Handout (2.5 MB)
A new coupling parameterization was proposed by Machulskaya and Mironov (2018), referred to here as the MM scheme. This scheme used aggregated (co)variances coupled to the sub-grid shallow convection parameterization, Clouds Layers Unified by Binormals (CLUBB); CLUBB prognoses variables in subsequent timesteps using multivariate, sub-grid probability density functions (PDF) of temperature (T), moisture (q), and vertical velocity (w). Using the MM scheme, the atmospheric response to SGS heterogeneity was increased, but only for the lowest few levels. Furthermore, Witte et al. (2022) proposed an augmented CLUBB parameterization, CLUBB+MF, which uses discrete “plumes” from the Mass-Flux (MF) approach for additional vertical transport of T and q. Plumes may be tile dependent; initiated over some tiles, while lying dormant (or weaker) over others. Preliminary results combining CLUBB+MF and the MM scheme indicate an increased vertical propagation of the signal from surface heterogeneity. This is more representative of observations and cloud resolving models (CRMs) such as large-eddy simulations (LES). However, these promising new parameterizations require a thorough assessment before they can be widely incorporated into models.
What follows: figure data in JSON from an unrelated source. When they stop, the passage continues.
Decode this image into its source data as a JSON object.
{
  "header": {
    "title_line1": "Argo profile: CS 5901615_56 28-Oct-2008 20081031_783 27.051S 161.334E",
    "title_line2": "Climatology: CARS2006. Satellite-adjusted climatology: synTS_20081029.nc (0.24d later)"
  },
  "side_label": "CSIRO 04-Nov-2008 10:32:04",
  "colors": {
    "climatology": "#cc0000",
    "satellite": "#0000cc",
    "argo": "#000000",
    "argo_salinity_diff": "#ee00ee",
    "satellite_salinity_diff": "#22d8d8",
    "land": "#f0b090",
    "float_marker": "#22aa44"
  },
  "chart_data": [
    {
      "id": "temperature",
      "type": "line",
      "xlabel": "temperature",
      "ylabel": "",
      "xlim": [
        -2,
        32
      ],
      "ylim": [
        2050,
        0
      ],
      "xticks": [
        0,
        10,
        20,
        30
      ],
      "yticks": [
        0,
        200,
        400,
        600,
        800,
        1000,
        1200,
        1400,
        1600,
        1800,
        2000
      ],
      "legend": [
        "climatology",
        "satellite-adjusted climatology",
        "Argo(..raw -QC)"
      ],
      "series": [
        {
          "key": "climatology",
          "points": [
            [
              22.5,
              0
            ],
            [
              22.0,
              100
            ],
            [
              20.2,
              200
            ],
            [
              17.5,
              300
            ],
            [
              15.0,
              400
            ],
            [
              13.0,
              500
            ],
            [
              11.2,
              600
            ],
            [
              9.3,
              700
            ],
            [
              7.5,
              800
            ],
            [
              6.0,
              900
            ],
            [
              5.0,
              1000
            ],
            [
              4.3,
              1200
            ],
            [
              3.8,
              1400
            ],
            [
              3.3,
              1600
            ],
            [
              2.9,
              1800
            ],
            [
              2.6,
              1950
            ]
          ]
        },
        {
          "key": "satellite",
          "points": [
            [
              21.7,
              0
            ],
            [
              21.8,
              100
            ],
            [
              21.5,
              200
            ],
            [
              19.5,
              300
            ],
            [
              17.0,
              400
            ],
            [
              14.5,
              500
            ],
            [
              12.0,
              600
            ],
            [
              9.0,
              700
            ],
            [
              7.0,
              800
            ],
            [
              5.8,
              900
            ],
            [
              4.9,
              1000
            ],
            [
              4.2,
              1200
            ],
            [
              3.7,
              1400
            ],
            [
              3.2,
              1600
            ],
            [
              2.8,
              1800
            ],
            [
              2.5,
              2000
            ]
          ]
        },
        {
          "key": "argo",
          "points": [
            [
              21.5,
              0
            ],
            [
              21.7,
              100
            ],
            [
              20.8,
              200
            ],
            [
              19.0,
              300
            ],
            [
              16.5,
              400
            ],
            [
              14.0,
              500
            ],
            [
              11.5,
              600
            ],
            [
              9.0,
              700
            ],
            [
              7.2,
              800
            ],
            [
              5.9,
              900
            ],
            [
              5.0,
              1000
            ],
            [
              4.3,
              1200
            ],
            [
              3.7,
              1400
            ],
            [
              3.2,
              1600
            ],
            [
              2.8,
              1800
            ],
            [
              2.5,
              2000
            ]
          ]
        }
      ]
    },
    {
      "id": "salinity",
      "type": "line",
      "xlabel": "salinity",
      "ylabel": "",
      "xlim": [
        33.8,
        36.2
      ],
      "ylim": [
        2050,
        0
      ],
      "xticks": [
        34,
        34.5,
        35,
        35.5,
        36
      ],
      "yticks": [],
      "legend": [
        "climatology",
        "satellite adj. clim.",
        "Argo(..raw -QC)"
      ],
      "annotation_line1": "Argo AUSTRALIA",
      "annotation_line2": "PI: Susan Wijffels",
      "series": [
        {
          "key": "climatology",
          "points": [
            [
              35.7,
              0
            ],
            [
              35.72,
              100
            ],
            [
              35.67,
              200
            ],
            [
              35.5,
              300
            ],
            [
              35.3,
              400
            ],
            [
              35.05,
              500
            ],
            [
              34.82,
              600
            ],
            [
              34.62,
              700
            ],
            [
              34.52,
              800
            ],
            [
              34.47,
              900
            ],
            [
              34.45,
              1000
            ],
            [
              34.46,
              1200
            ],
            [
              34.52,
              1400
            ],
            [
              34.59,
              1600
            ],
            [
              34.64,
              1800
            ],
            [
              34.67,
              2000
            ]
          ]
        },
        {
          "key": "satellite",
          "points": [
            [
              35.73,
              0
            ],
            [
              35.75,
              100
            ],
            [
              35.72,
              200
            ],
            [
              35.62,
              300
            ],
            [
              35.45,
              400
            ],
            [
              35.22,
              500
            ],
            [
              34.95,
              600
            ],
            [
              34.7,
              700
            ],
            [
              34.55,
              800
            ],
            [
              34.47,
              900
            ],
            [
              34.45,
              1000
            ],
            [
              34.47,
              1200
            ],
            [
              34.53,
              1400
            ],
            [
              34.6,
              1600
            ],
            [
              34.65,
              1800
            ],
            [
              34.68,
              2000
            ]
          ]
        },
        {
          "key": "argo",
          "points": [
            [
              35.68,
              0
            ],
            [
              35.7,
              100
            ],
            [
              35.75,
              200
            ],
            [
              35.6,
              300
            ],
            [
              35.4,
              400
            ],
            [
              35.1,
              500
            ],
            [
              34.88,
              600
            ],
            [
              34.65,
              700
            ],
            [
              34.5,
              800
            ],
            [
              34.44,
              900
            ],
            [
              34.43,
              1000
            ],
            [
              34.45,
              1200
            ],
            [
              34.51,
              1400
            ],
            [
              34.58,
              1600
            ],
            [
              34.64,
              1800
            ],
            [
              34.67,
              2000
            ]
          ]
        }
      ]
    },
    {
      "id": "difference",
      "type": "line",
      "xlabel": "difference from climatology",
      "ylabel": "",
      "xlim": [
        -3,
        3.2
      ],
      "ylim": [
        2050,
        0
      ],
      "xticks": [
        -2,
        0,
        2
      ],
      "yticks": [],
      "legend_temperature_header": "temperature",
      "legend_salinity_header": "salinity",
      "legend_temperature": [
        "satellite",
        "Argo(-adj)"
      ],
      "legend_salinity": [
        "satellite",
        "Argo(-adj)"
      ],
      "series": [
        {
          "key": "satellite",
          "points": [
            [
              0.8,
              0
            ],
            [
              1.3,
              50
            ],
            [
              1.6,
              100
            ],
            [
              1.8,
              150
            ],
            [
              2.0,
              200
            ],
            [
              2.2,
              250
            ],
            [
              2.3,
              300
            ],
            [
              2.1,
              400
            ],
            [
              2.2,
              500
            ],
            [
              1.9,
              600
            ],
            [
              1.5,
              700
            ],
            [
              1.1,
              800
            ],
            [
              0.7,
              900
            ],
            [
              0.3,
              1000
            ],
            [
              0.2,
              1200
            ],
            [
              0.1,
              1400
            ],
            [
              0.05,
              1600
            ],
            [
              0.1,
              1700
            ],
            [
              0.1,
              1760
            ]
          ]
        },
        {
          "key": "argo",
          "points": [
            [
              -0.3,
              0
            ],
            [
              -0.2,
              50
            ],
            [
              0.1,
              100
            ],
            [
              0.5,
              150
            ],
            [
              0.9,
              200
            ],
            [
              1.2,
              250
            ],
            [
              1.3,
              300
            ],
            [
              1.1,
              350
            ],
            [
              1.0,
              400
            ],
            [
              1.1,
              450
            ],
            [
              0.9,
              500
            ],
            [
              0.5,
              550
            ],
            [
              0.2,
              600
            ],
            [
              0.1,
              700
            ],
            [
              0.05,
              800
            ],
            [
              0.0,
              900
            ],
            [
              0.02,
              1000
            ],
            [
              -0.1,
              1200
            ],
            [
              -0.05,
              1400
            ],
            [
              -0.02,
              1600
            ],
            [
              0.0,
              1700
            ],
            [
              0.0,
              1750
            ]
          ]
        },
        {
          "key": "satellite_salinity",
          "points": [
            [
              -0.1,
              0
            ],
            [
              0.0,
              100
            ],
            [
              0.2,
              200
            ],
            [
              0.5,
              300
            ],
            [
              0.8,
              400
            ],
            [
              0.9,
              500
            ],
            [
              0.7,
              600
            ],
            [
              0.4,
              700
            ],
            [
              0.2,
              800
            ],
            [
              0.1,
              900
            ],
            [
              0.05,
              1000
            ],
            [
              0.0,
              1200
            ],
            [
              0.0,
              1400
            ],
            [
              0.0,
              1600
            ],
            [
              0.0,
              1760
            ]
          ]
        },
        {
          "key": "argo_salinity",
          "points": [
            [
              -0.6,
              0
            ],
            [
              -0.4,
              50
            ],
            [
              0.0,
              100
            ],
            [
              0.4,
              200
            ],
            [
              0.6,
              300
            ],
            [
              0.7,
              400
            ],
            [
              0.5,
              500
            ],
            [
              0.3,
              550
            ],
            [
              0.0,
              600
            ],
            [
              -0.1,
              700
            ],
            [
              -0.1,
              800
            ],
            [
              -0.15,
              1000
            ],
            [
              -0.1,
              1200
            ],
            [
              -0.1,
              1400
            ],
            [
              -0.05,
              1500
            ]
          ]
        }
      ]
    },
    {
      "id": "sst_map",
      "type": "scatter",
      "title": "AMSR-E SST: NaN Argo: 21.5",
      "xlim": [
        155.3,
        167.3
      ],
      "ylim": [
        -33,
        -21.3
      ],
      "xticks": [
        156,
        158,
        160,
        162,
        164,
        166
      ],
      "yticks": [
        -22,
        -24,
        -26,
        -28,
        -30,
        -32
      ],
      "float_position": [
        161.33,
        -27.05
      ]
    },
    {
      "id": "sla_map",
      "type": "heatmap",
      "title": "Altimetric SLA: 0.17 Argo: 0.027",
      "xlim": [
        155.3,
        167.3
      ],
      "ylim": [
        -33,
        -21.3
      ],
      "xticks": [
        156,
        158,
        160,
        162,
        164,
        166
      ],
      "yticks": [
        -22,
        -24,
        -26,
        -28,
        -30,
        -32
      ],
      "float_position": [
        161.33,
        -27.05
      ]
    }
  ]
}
For this work, we generate statistics to measure the variation between sub-grid probability density functions (PDFs) generated explicitly through WRF-LES, a CRM, and those indirectly derived within the Community Earth System Model v2 (CESM2) using several parameterization approaches: the default, the MM scheme only, CLUBB+MF only, and both novel schemes in combination. This hierarchy of parameterizations is compared to two LES simulations for each case, one with a homogeneous surface and one with a heterogeneous one. Large-scale forcing data for both models is sourced from the Atmospheric Radiation Measurement (ARM) Southern Great Plains (SGP) site in Northern Oklahoma. A total of 92 days are analyzed; a much larger dataset than previous case-specific studies. We detail the differences and agreements between PDFs, thereby providing deeper insights into the accuracy of CESM2 for these circumstances and potentially suggesting new avenues for improvement.